Il est juste que les besoins des populations locales soient dûment pris en compte dans la répartition des revenus et dans l'emploi de la main-d'œuvre, afin d'améliorer effectivement leurs conditions de vie

Pape François

Évoluer sur le statut de Bougainville

Autre sujet abordé, les tensions avec l'île autonome de Bougainville, située dans l'est de la mer des Salomon, et la crainte qu'une tentative d'indépendance avortée ne ravive une guerre civile sanglante. "La question du statut de Bougainville pourrait trouver un règlement définitif" afin d'"éviter la résurgence d'anciennes tensions", a déclaré François aux autorités et aux diplomates réunis à Port Moresby, en invoquant un "sens des responsabilités".

En 2019, les habitants de Bougainville ont voté à 97,7% pour l'indépendance lors d'un référendum prévu par l'accord de paix de 2001. Le Parlement de Papouasie Nouvelle-Guinée doit encore ratifier les résultats de cette consultation, mais les autorités craignent qu'un départ de Bougainville ne fracture ce pays à la grande diversité ethnique et linguistique.

La Chine à Bougainville ?

La guerre, qui avait opposé les rebelles, les forces de sécurité papouasiennes et des mercenaires étrangers pendant dix ans, a fait 20 000 morts avant le cessez-le-feu de 1998, et fut à ce titre la plus sanglante dans le Pacifique depuis 1945.

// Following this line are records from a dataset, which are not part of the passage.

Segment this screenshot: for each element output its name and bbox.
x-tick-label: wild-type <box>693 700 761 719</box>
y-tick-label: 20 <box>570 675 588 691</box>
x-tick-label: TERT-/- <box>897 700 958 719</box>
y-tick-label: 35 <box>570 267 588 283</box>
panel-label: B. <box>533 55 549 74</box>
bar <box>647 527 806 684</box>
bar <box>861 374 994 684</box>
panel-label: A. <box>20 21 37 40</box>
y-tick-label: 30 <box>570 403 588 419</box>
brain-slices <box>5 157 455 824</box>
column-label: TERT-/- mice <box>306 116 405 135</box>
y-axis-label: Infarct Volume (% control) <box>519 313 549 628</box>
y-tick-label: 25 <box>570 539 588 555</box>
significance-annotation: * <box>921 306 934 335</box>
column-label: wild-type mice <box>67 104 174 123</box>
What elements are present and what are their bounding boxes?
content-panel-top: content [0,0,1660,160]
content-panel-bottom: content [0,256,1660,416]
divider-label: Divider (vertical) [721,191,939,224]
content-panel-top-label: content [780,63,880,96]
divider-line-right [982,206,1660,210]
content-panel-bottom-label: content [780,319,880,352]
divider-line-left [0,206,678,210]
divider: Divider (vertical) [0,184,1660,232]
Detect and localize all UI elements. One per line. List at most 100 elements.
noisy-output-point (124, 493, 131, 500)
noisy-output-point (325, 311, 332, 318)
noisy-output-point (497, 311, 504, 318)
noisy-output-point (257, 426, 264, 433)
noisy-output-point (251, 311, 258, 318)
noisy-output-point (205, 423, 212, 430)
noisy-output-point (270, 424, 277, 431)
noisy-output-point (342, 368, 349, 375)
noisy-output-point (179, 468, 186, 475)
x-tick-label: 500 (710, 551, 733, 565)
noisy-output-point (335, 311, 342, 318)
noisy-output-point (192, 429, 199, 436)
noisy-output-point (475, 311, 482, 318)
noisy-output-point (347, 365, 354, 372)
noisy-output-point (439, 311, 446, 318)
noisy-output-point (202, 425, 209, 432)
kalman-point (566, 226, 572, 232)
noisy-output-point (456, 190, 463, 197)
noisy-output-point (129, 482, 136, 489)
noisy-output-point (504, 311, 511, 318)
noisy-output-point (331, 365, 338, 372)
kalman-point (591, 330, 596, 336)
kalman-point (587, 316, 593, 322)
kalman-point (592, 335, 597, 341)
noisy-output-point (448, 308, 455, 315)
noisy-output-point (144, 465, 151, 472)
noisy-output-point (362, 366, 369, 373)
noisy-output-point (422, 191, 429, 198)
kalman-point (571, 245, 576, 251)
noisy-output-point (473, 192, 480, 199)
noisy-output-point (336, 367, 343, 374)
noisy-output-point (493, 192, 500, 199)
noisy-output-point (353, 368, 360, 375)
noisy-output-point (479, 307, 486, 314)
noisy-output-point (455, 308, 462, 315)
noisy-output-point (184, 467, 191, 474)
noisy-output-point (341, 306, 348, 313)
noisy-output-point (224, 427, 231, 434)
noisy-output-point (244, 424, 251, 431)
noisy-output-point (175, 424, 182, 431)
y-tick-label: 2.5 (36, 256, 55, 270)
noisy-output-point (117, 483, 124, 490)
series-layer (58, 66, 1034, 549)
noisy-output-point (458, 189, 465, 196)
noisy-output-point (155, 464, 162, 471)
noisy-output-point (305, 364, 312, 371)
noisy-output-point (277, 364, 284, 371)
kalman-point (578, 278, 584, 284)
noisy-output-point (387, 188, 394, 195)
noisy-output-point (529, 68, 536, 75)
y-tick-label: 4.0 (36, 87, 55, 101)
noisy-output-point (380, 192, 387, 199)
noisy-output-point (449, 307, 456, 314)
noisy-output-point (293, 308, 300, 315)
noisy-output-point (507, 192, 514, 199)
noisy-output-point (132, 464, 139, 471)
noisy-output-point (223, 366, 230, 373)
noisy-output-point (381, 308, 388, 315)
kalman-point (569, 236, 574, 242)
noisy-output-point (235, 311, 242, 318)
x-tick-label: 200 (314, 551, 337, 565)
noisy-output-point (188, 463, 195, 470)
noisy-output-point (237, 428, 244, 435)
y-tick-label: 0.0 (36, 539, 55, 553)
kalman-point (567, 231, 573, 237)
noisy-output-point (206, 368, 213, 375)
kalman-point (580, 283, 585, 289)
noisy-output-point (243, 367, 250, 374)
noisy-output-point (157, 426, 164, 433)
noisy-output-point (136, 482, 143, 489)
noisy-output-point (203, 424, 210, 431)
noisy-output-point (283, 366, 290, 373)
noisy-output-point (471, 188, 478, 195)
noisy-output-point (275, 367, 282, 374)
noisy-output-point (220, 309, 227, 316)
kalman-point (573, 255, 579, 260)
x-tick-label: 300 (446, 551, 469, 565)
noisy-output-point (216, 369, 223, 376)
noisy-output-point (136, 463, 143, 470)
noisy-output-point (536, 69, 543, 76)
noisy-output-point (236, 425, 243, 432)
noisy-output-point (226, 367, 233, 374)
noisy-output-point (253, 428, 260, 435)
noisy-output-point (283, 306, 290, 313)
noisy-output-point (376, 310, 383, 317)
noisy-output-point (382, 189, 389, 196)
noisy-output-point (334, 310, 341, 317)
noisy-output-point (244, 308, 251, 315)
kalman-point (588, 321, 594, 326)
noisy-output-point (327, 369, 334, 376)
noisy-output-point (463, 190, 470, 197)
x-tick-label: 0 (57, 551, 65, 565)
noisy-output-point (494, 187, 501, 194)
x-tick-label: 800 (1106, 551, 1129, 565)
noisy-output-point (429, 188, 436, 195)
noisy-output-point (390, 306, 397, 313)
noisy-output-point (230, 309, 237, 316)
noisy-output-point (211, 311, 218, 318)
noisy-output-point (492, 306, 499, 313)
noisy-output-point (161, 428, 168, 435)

Le conflit était né des protestations des habitants contre les dégâts environnementaux causés par la gigantesque mine de cuivre de Panguna - appartenant en partie au gouvernement papouasien -, et le peu de retombées financières de son exploitation pour la population. L'île, qui doit son nom à celui du navigateur français Louis-Antoine de Bougainville (1729-1811) qui l'explora en 1768, est parmi les plus pauvres de l'hémisphère Sud. Elle a grand besoin d'investissements pour construire des infrastructures, ce qui peut notamment attiser les appétits d'un acteur comme la Chine, selon certains experts.